ON CENTRAL PARK WEST, palm tr
ees rustled in the vast plush lobby of the Hotel Majestic, while outside the park was covered with snow. It was a gray Wednesday afternoon, and Edna Ferber came home from shopping with bunches of jonquils and new candles, “tall, thin, greasy looking dark blue ones,” for her pewter candlesticks. The yellow blossoms, arranged so prettily on a table in the parlor, gave her an idea. Why not invite Aleck Woollcott for cocktails and a candlelit meal? That evening, with her mother out for dinner and the opera, she would be alone. Company would give her an opportunity to dress for dinner. But when she telephoned, there was no answer.
Disappointed, she scribbled a note to Woollcott instead. Daffodils and beautiful candles helped to banish the wintry gloom, she said, but he of course was the one she had really wanted to see. Too bad, although they’d probably have quarreled.
Alexander Woollcott and Bunny Wilson came from the same hometown, Red Bank, New Jersey. Not only that, but Bunny’s maternal grandfather, a homeopathic physician, had delivered Aleck. This coincidence, however, did not alter Bunny’s view of Aleck as a “disagreeable” fellow with an “uncomfortable” personality.

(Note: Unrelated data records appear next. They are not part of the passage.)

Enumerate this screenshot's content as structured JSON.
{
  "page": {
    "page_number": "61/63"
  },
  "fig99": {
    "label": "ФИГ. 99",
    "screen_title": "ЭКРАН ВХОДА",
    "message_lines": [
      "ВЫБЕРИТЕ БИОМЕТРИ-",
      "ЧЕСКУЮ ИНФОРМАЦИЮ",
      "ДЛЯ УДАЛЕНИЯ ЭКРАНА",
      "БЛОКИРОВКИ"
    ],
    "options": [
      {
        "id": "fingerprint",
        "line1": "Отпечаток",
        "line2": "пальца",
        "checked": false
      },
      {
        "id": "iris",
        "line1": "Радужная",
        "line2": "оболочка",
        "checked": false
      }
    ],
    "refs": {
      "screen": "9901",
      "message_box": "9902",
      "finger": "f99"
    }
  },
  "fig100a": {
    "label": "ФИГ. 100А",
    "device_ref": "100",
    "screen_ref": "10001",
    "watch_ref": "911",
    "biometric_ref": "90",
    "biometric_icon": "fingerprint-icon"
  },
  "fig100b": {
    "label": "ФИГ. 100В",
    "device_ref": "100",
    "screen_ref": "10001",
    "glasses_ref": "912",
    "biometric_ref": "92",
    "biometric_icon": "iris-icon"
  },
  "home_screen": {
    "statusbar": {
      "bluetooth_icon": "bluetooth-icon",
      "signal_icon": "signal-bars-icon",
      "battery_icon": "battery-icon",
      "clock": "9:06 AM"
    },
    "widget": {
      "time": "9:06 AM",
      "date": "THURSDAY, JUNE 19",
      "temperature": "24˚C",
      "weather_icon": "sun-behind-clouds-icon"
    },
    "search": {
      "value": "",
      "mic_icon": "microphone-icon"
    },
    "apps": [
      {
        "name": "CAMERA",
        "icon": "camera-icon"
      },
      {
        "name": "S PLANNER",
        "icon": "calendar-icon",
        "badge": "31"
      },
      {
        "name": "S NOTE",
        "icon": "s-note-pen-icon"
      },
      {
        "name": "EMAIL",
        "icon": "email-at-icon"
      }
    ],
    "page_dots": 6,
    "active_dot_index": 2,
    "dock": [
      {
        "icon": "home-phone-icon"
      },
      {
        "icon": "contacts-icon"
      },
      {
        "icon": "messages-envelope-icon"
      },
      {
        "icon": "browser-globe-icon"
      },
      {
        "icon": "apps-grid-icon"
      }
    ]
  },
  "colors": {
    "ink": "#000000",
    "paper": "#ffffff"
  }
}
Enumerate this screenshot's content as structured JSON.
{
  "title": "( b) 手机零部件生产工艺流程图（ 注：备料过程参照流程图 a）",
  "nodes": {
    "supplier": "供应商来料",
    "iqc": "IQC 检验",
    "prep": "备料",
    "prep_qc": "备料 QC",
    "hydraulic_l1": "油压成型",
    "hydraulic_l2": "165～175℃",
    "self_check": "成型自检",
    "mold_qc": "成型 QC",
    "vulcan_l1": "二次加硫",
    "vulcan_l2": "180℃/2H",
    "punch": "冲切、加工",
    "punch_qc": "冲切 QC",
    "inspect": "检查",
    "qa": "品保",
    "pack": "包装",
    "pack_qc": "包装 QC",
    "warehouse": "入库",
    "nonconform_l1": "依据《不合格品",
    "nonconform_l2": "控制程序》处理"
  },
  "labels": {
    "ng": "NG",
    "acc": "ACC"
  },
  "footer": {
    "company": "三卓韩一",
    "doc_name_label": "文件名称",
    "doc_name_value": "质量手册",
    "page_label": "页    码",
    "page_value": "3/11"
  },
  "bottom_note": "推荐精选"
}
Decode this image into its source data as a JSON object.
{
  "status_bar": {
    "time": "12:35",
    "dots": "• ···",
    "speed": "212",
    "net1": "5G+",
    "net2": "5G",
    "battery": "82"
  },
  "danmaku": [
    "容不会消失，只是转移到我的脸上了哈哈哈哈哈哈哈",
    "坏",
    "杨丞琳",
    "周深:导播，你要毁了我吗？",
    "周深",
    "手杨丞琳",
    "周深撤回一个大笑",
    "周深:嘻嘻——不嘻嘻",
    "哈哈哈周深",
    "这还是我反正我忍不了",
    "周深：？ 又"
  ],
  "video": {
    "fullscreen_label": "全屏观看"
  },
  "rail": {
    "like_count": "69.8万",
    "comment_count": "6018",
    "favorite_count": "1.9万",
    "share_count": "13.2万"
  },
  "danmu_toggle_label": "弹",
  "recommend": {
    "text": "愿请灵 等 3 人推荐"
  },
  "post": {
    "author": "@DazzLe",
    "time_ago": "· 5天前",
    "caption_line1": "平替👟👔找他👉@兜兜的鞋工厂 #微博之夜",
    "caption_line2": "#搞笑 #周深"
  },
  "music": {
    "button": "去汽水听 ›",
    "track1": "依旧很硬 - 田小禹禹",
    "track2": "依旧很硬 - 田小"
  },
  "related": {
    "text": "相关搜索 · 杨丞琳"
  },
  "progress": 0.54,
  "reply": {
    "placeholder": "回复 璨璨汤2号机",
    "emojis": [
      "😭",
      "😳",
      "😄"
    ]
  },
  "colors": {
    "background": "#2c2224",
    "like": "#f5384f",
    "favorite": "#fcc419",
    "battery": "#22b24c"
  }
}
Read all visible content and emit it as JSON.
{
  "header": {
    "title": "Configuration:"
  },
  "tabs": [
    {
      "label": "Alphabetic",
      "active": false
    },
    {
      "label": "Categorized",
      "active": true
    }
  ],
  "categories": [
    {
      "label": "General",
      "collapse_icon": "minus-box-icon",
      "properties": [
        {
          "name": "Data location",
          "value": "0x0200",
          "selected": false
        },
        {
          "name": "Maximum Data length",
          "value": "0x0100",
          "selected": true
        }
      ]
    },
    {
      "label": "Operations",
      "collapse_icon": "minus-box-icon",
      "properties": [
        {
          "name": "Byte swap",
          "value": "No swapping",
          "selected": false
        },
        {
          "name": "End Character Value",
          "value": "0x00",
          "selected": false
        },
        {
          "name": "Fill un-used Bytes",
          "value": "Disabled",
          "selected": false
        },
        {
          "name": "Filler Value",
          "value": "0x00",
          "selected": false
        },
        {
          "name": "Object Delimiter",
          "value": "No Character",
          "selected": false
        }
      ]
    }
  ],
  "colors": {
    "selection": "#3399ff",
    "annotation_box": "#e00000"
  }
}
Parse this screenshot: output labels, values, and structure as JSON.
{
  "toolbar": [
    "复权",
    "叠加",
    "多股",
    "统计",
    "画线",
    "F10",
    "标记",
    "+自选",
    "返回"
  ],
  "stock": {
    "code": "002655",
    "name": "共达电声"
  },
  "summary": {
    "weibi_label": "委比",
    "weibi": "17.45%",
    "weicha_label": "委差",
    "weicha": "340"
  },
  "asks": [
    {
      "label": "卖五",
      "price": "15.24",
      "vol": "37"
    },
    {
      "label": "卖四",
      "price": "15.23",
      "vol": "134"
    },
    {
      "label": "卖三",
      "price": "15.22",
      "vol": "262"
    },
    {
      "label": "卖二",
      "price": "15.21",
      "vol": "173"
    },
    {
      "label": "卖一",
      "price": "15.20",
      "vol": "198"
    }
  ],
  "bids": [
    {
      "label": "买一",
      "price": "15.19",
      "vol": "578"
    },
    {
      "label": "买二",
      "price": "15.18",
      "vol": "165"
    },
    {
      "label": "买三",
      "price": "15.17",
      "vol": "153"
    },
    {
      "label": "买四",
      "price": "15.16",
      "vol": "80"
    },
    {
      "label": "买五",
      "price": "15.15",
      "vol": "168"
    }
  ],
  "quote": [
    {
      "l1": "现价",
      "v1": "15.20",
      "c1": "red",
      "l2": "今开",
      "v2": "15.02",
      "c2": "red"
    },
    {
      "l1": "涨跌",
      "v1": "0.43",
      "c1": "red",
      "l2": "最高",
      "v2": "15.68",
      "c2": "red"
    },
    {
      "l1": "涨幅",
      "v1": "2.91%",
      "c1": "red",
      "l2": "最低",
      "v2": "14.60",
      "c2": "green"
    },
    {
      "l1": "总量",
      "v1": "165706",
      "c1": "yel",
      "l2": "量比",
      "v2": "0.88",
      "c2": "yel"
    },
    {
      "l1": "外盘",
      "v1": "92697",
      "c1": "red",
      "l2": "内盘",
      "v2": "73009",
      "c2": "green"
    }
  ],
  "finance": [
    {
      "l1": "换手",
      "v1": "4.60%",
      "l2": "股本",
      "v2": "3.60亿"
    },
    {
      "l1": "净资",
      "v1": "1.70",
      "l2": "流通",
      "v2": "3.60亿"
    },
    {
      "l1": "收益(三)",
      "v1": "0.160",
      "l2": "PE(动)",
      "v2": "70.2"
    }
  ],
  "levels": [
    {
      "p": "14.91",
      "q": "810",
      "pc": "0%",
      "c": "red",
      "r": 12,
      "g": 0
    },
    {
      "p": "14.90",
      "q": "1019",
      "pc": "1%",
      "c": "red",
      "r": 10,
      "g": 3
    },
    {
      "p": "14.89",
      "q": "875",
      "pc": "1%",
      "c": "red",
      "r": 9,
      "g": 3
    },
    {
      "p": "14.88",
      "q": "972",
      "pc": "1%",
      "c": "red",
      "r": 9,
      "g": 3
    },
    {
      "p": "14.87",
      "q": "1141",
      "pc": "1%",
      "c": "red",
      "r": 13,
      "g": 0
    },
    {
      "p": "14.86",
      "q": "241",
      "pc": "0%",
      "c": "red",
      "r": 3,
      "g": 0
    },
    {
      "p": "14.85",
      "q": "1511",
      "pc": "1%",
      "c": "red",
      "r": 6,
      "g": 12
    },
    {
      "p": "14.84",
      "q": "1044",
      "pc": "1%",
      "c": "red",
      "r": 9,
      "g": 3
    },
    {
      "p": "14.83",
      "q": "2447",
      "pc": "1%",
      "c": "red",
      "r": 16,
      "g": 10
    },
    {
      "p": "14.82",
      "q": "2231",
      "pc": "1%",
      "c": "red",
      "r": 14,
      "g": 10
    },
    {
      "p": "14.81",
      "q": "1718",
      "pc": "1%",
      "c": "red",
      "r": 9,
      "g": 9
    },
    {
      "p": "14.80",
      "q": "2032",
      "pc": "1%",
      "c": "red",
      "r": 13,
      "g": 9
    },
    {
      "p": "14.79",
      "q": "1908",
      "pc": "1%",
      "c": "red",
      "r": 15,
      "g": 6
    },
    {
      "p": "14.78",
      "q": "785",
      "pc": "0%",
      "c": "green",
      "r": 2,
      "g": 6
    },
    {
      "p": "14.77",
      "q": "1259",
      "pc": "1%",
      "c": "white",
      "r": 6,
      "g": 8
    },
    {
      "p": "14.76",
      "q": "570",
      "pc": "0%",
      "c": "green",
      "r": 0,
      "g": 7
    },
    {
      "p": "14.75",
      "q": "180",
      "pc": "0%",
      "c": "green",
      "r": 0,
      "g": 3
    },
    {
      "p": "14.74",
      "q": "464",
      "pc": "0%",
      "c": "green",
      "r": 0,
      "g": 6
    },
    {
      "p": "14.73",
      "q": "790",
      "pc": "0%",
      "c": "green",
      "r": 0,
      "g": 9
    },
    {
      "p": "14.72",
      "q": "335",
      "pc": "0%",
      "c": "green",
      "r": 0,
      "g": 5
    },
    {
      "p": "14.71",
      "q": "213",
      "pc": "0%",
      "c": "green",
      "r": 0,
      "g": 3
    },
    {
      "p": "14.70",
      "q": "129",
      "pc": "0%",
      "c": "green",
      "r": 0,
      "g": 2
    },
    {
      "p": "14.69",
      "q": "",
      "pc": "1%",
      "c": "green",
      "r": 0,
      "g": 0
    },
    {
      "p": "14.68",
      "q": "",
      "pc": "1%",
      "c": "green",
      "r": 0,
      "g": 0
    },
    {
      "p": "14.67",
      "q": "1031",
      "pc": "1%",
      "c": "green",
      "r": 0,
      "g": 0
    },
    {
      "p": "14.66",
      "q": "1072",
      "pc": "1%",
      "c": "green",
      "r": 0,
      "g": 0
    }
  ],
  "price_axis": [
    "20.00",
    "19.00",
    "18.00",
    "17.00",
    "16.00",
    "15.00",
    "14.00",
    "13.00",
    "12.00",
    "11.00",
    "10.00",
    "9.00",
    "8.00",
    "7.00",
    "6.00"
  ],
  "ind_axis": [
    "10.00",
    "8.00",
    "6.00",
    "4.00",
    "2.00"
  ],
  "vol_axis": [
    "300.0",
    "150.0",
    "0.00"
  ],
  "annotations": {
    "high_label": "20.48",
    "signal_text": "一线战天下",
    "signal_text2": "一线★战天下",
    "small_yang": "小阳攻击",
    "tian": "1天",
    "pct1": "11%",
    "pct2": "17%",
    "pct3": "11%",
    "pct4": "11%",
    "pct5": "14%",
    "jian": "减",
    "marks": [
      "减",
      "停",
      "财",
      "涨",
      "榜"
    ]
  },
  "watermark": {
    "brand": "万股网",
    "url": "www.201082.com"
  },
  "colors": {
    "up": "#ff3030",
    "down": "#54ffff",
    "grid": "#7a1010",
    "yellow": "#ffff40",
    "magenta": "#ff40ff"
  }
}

It was just as well because had Aleck been a little more agreeable—a little less uncomfortable—Edna might have fallen in love. (Aleck, a bachelor, was evidently still a virgin because, he said, a case of mumps had left him sexually impotent, but some people didn’t quite believe it.) Edna met him through Frank Adams (the two men served together during the war on the Army newspaper the Stars and Stripes) and liked him at once, even though Aleck was extremely high-strung and they were often at odds. Soft and pudgy, wearing owlish spectacles, he walked like a tubby auntie, a “New Jersey Nero” in a pinafore, Edna teased. He hated exercise and sports (except croquet) and favored fatty, creamy food washed down with more than forty cups of coffee a day, habits that caused a physical-fitness zealot like Edna to shudder.